Complete resection is essential for mediastinal tumor to achieve satisfactory short and long-term survival (1). Currently, standard surgical methods include sternotomy and video-assisted thoracoscopic surgery (VATS) (2). Median sternotomy has been recognized a more invasive operation, with increased surgical trauma and postoperative complications, affecting postoperative recovery (3). VATS is less invasive and has been shown to be a safe way to treat mediastinal tumors (4).
Subxiphoid and intercostal approaches are the main approaches for anterior mediastinal tumor resection under thoracoscopic in clinical practice, which can reduce postoperative pain and achieve a good therapeutic effect with high safety (5-7). The subxiphoid approach avoids chronic postoperative incisional pain and chest cavities. No requirement for changes in the body position, good cosmetic appearance also make it as an ideal approach for thymectomy.
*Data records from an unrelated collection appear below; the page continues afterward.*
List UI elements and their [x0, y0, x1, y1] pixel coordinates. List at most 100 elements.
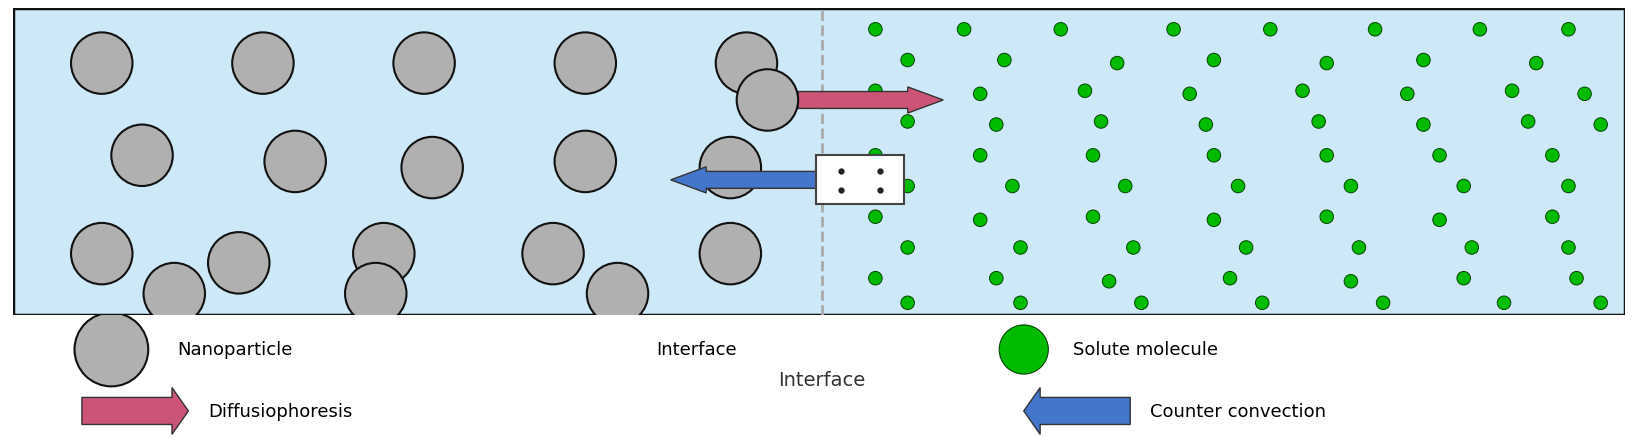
FancyArrow shape: [1024, 388, 1130, 434]
Ellipse shape: [1135, 297, 1148, 310]
Ellipse shape: [999, 325, 1048, 374]
Ellipse shape: [868, 24, 883, 37]
Text: Interface: Interface: [655, 341, 737, 359]
Ellipse shape: [901, 116, 914, 129]
Ellipse shape: [555, 131, 616, 193]
Ellipse shape: [1497, 297, 1510, 310]
Ellipse shape: [208, 233, 270, 294]
Ellipse shape: [1569, 272, 1584, 285]
Ellipse shape: [868, 272, 883, 285]
Ellipse shape: [1207, 54, 1220, 67]
Text: Counter convection: Counter convection: [1150, 402, 1325, 420]
Ellipse shape: [1255, 297, 1269, 310]
Ellipse shape: [868, 211, 883, 224]
Ellipse shape: [1094, 116, 1107, 129]
Bar: [816, 156, 904, 205]
Ellipse shape: [868, 85, 883, 98]
Text: Diffusiophoresis: Diffusiophoresis: [208, 402, 352, 420]
Ellipse shape: [523, 223, 583, 285]
Ellipse shape: [264, 131, 326, 193]
Ellipse shape: [1417, 119, 1430, 132]
Ellipse shape: [74, 313, 149, 386]
Ellipse shape: [1053, 24, 1068, 37]
Ellipse shape: [1345, 180, 1358, 193]
Ellipse shape: [1546, 149, 1559, 162]
Ellipse shape: [1320, 211, 1333, 224]
Ellipse shape: [1530, 57, 1543, 71]
Ellipse shape: [699, 138, 762, 199]
Text: Nanoparticle: Nanoparticle: [179, 341, 293, 359]
Ellipse shape: [1111, 57, 1124, 71]
Ellipse shape: [973, 149, 988, 162]
Ellipse shape: [555, 33, 616, 95]
Ellipse shape: [1400, 88, 1414, 101]
Ellipse shape: [401, 138, 464, 199]
Ellipse shape: [346, 263, 406, 325]
Ellipse shape: [973, 88, 988, 101]
Ellipse shape: [1456, 272, 1471, 285]
Ellipse shape: [1433, 149, 1446, 162]
Ellipse shape: [1561, 241, 1576, 254]
Ellipse shape: [998, 54, 1011, 67]
Ellipse shape: [393, 33, 455, 95]
Ellipse shape: [989, 272, 1002, 285]
Ellipse shape: [1263, 24, 1278, 37]
Ellipse shape: [1376, 297, 1391, 310]
Ellipse shape: [1320, 149, 1333, 162]
Ellipse shape: [1014, 297, 1027, 310]
Ellipse shape: [901, 241, 914, 254]
Ellipse shape: [1119, 180, 1132, 193]
Ellipse shape: [716, 33, 776, 95]
FancyArrow shape: [82, 388, 188, 434]
Ellipse shape: [737, 70, 798, 131]
Ellipse shape: [1232, 180, 1245, 193]
Ellipse shape: [1166, 24, 1181, 37]
Ellipse shape: [1561, 180, 1576, 193]
FancyArrow shape: [670, 167, 816, 194]
Ellipse shape: [586, 263, 649, 325]
Ellipse shape: [1078, 85, 1091, 98]
Ellipse shape: [1312, 116, 1325, 129]
Ellipse shape: [1473, 24, 1487, 37]
Ellipse shape: [233, 33, 293, 95]
Ellipse shape: [1417, 54, 1430, 67]
Ellipse shape: [1006, 180, 1019, 193]
Text: Interface: Interface: [778, 371, 867, 389]
Ellipse shape: [1594, 119, 1607, 132]
Ellipse shape: [868, 149, 883, 162]
Ellipse shape: [1522, 116, 1535, 129]
Ellipse shape: [1127, 241, 1140, 254]
Ellipse shape: [1546, 211, 1559, 224]
Ellipse shape: [1505, 85, 1518, 98]
Ellipse shape: [354, 223, 414, 285]
Ellipse shape: [1199, 119, 1212, 132]
Ellipse shape: [1224, 272, 1237, 285]
Ellipse shape: [1183, 88, 1196, 101]
Ellipse shape: [1207, 149, 1220, 162]
Ellipse shape: [144, 263, 205, 325]
Ellipse shape: [1240, 241, 1253, 254]
Ellipse shape: [1433, 214, 1446, 227]
Ellipse shape: [901, 297, 914, 310]
Ellipse shape: [1014, 241, 1027, 254]
Ellipse shape: [957, 24, 971, 37]
Ellipse shape: [1320, 57, 1333, 71]
Ellipse shape: [989, 119, 1002, 132]
Ellipse shape: [1561, 24, 1576, 37]
Ellipse shape: [1296, 85, 1309, 98]
Ellipse shape: [70, 33, 133, 95]
Ellipse shape: [1086, 211, 1099, 224]
Ellipse shape: [1464, 241, 1479, 254]
Ellipse shape: [699, 223, 762, 285]
Ellipse shape: [111, 125, 172, 187]
Ellipse shape: [1086, 149, 1099, 162]
Ellipse shape: [973, 214, 988, 227]
Ellipse shape: [1456, 180, 1471, 193]
Ellipse shape: [1345, 275, 1358, 288]
Ellipse shape: [1207, 214, 1220, 227]
FancyArrow shape: [798, 88, 943, 114]
Ellipse shape: [1594, 297, 1607, 310]
Ellipse shape: [901, 54, 914, 67]
Ellipse shape: [1577, 88, 1592, 101]
Ellipse shape: [1102, 275, 1115, 288]
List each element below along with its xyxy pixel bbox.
However, limitations of the subxiphoid approach like increasing surgery difficulty also make it as not a good candidate.
In the intercostal approach setting, the right thoracic approach is commonly used because of its high level of safety, but a number of literatures have proved that it is feasible and safe to remove the left and middle mediastinal tumor through left lateral intercostal approach (8-11). This study compared the short-term outcomes of the subxiphoid approach and the intercostal approach. The left intercostal approach and the right intercostal approach was also compared, as to explore the feasibility and safety of different approaches for the anterior mediastinal tumor resection. We present the following article in accordance with the STROBE reporting checklist (available at http://dx.doi.org/10.21037/jtd-20-266).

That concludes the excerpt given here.